Adversity Counselor in Shreveport

Jesus told us in the book of John to expect trouble, but often times we are caught off guard by adversity, believing the lie that if I love and serve God, I can expect a trouble free life.  However, adversity is not always bad and certainly does not go without benefits.  Scripture offers several encouragements of how God uses adversity in our lives. 

First, God uses hardship to move us to another place.  That may be a new city, job, relationship, or ministry opportunity.  The book of Ruth is one of my favorite stories in the Bible.  I probably like it because it’s a love story, but it also shows how God can take the most terrible circumstances and turn them into the best situations.  In a short amount of time, Ruth, a Moabite, lost her father-in-law, brother-in-law and her husband.  Talk about a tough situation!  God used the death of these men to move Ruth to Israel to become one of His people, marry a wonderful man, have a baby, and eventually be in the lineage of Jesus.  What an incredible ending!  We often think we know best and that the “death” of something means the death of a good life.  However, God knows what’s best for us and sometimes uses adversity to get us where we need to be.

Second, God uses trouble to build our character.  Romans 5:3-4 tells us “we also glory in our sufferings, because we know that suffering produces perseverance, character and hope.” Similarly, James 1:2-4 says, “Consider it pure joy, my brothers and sisters, whenever you face trials of many kinds, because you know that the testing of your faith produces perseverance. Let perseverance finish its work so that you may be mature and complete, not lacking anything.”  There is no greater testing ground or learning curve than adversity. 
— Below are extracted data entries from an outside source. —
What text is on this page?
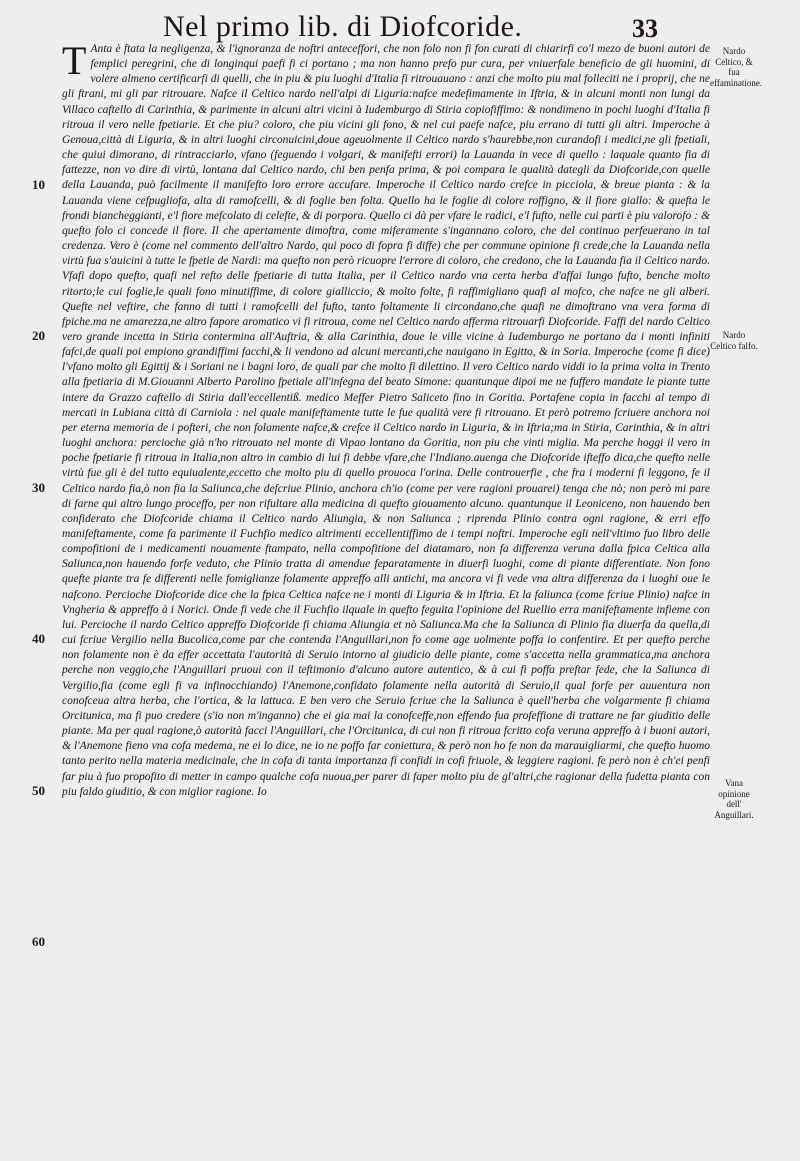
Nel primo lib. di Diofcoride.	33

T Anta è ftata la negligenza, & l'ignoranza de noftri anteceffori, che non folo non fi fon curati di chiarirfi co'l mezo de buoni autori de femplici peregrini, che di longinqui paefi fi ci portano ; ma non hanno prefo pur cura, per vniuerfale beneficio de gli huomini, di volere almeno certificarfi di quelli, che in piu & piu luoghi d'Italia fi ritrouauano : anzi che molto piu mal folleciti ne i proprij, che ne gli ftrani, mi gli par ritrouare. Nafce il Celtico nardo nell'alpi di Liguria:nafce medefimamente in Iftria, & in alcuni monti non lungi da Villaco caftello di Carinthia, & parimente in alcuni altri vicini à Iudemburgo di Stiria copiofiffimo: & nondimeno in pochi luoghi d'Italia fi ritroua il vero nelle fpetiarie. Et che piu? coloro, che piu vicini gli fono, & nel cui paefe nafce, piu errano di tutti gli altri. Imperoche à Genoua,città di Liguria, & in altri luoghi circonuicini,doue ageuolmente il Celtico nardo s'haurebbe,non curandofi i medici,ne gli fpetiali, che quiui dimorano, di rintracciarlo, vfano (feguendo i volgari, & manifefti errori) la Lauanda in vece di quello : laquale quanto fia di fattezze, non vo dire di virtù, lontana dal Celtico nardo, chi ben penfa prima, & poi compara le qualità dategli da Diofcoride,con quelle della Lauanda, può facilmente il manifefto loro errore accufare. Imperoche il Celtico nardo crefce in picciola, & breue pianta : & la Lauanda viene cefpugliofa, alta di ramofcelli, & di foglie ben folta. Quello ha le foglie di colore roffigno, & il fiore giallo: & quefta le frondi biancheggianti, e'l fiore mefcolato di celefte, & di porpora. Quello ci dà per vfare le radici, e'l fufto, nelle cui parti è piu valorofo : & quefto folo ci concede il fiore. Il che apertamente dimoftra, come miferamente s'ingannano coloro, che del continuo perfeuerano in tal credenza. Vero è (come nel commento dell'altro Nardo, qui poco di fopra fi diffe) che per commune opinione fi crede,che la Lauanda nella virtù fua s'auicini à tutte le fpetie de Nardi: ma quefto non però ricuopre l'errore di coloro, che credono, che la Lauanda fia il Celtico nardo. Vfafi dopo quefto, quafi nel refto delle fpetiarie di tutta Italia, per il Celtico nardo vna certa herba d'affai lungo fufto, benche molto ritorto;le cui foglie,le quali fono minutiffime, di colore gialliccio, & molto folte, fi raffimigliano quafi al mofco, che nafce ne gli alberi. Quefte nel veftire, che fanno di tutti i ramofcelli del fufto, tanto foltamente li circondano,che quafi ne dimoftrano vna vera forma di fpiche.ma ne amarezza,ne altro fapore aromatico vi fi ritroua, come nel Celtico nardo afferma ritrouarfi Diofcoride. Faffi del nardo Celtico vero grande incetta in Stiria contermina all'Auftria, & alla Carinthia, doue le ville vicine à Iudemburgo ne portano da i monti infiniti fafci,de quali poi empiono grandiffimi facchi,& li vendono ad alcuni mercanti,che nauigano in Egitto, & in Soria. Imperoche (come fi dice) l'vfano molto gli Egittij & i Soriani ne i bagni loro, de quali par che molto fi dilettino. Il vero Celtico nardo viddi io la prima volta in Trento alla fpetiaria di M.Giouanni Alberto Parolino fpetiale all'infegna del beato Simone: quantunque dipoi me ne fuffero mandate le piante tutte intere da Grazzo caftello di Stiria dall'eccellentiß. medico Meffer Pietro Saliceto fino in Goritia. Portafene copia in facchi al tempo di mercati in Lubiana città di Carniola : nel quale manifeftamente tutte le fue qualità vere fi ritrouano. Et però potremo fcriuere anchora noi per eterna memoria de i pofteri, che non folamente nafce,& crefce il Celtico nardo in Liguria, & in Iftria;ma in Stiria, Carinthia, & in altri luoghi anchora: percioche già n'ho ritrouato nel monte di Vipao lontano da Goritia, non piu che vinti miglia. Ma perche hoggi il vero in poche fpetiarie fi ritroua in Italia,non altro in cambio di lui fi debbe vfare,che l'Indiano.auenga che Diofcoride ifteffo dica,che quefto nelle virtù fue gli è del tutto equiualente,eccetto che molto piu di quello prouoca l'orina. Delle controuerfie , che fra i moderni fi leggono, fe il Celtico nardo fia,ò non fia la Saliunca,che defcriue Plinio, anchora ch'io (come per vere ragioni prouarei) tenga che nò; non però mi pare di farne qui altro lungo proceffo, per non rifultare alla medicina di quefto giouamento alcuno. quantunque il Leoniceno, non hauendo ben confiderato che Diofcoride chiama il Celtico nardo Aliungia, & non Saliunca ; riprenda Plinio contra ogni ragione, & erri effo manifeftamente, come fa parimente il Fuchfio medico altrimenti eccellentiffimo de i tempi noftri. Imperoche egli nell'vltimo fuo libro delle compofitioni de i medicamenti nouamente ftampato, nella compofitione del diatamaro, non fa differenza veruna dalla fpica Celtica alla Saliunca,non hauendo forfe veduto, che Plinio tratta di amendue feparatamente in diuerfi luoghi, come di piante differentiate. Non fono quefte piante tra fe differenti nelle fomiglianze folamente appreffo alli antichi, ma ancora vi fi vede vna altra differenza da i luoghi oue le nafcono. Percioche Diofcoride dice che la fpica Celtica nafce ne i monti di Liguria & in Iftria. Et la faliunca (come fcriue Plinio) nafce in Vngheria & appreffo à i Norici. Onde fi vede che il Fuchfio ilquale in quefto feguita l'opinione del Ruellio erra manifeftamente infieme con lui. Percioche il nardo Celtico appreffo Diofcoride fi chiama Aliungia et nò Saliunca.Ma che la Saliunca di Plinio fia diuerfa da quella,di cui fcriue Vergilio nella Bucolica,come par che contenda l'Anguillari,non fo come age uolmente poffa io confentire. Et per quefto perche non folamente non è da effer accettata l'autorità di Seruio intorno al giudicio delle piante, come s'accetta nella grammatica,ma anchora perche non veggio,che l'Anguillari pruoui con il teftimonio d'alcuno autore autentico, & à cui fi poffa preftar fede, che la Saliunca di Vergilio,fia (come egli fi va infinocchiando) l'Anemone,confidato folamente nella autorità di Seruio,il qual forfe per auuentura non conofceua altra herba, che l'ortica, & la lattuca. E ben vero che Seruio fcriue che la Saliunca è quell'herba che volgarmente fi chiama Orcitunica, ma fi puo credere (s'io non m'inganno) che ei gia mai la conofceffe,non effendo fua profeffione di trattare ne far giuditio delle piante. Ma per qual ragione,ò autorità facci l'Anguillari, che l'Orcitunica, di cui non fi ritroua fcritto cofa veruna appreffo à i buoni autori, & l'Anemone fieno vna cofa medema, ne ei lo dice, ne io ne poffo far coniettura, & però non ho fe non da marauigliarmi, che quefto huomo tanto perito nella materia medicinale, che in cofa di tanta importanza fi confidi in cofi friuole, & leggiere ragioni. fe però non è ch'ei penfi far piu à fuo propofito di metter in campo qualche cofa nuoua,per parer di faper molto piu de gl'altri,che ragionar della fudetta pianta con piu faldo giuditio, & con miglior ragione. Io

10
20
30
40
50
60
Nardo Celtico, & fua effaminatione.
Nardo Celtico falfo.
Vana opinione dell' Anguillari.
Sometimes God uses hardship to build gifts or experiences in our lives to help others.  2 Corinthians 1:3-4 says, “Praise be to the God and Father of our Lord Jesus Christ, the Father of compassion and the God of all comfort,  who comforts us in all our troubles, so that we can comfort those in any trouble with the comfort we ourselves receive from God.”  When we experience hardship in our lives it gives us empathy and compassion for others that we would not otherwise have. 

2 Corinthians 12:7b-10 gives us a couple of reasons why God allows adversity.  Paul says, “In order to keep me from becoming conceited, I was given a thorn in my flesh, a messenger of Satan, to torment me.  Three times I pleaded with the Lord to take it away from me.  But he said to me, ‘My grace is sufficient for you, for my power is made perfect in weakness.’ Therefore, I will boast all the more gladly about my weaknesses, so that Christ’s power may rest on me. That is why, for Christ’s sake, I delight in weaknesses, in insults, in hardships, in persecutions and in difficulties. For when I am weak, then I am strong.” 

First, we see that God allowed this “thorn” to keep Paul from becoming conceited.  Sometimes God uses hardships to protect us—often from ourselves.  I can frequently get “too big for my britches” and need someone or something to remind me who and what I really am.  He can also use it to protect us from events that will take place.  I often think about those that missed being in the Twin Towers on 9/11.  I’ve heard stories from a missed alarm clock, to traffic, to a sick child.  I bet those people weren’t happy about their adversity before 9 am, but boy, how God used it!

2 Corinthians 12:7b-10 also shows us that God wants to display his supremacy through our trials.  God loves to demonstrate his power in our weaknesses.  We and others around us can see that it is God’s power and strength that sustains us and not ourselves.  It’s about Him and not about what we can do. 

Here comes the use for adversity that no one likes to hear—discipline.  Hebrews 12:7 says, “Endure hardship as discipline; God is treating you as his children. For what children are not disciplined by their father?”  Sometimes we suffer because of a fallen world or a bad decision of another, but sometimes we suffer because of our own bad choices.  I wish that in saving us, God would take away all of our negative consequences, but He loves us too much to do that.  Just as a parent loves his or her child enough to correct detrimental behavior, God loves us too much to leave us in our sin. 

Lastly, God can use suffering in our lives to show Himself to others.  Our lives are never on display more than when we go through a public hardship—a miscarriage, a death, cancer, loss of a job, or a cantankerous toddler.  It’s in those times we have an opportunity to witness to those around us by our actions, reactions, and our faith.  My life is NEVER on display like when my toddler is screaming in Walmart.  It’s at that point that I’m able to display the fruit in my life (or lack thereof). 

The key to dealing with adversity is our willingness to be the pliable clay God wants us to be.  We can meet trials and suffering with bitterness and resentment and refuse to learn anything from those situations, or we can use every opportunity in life to glorify and become more like Christ.  In return, He promises to use every circumstance in our lives for good (Romans 8:28).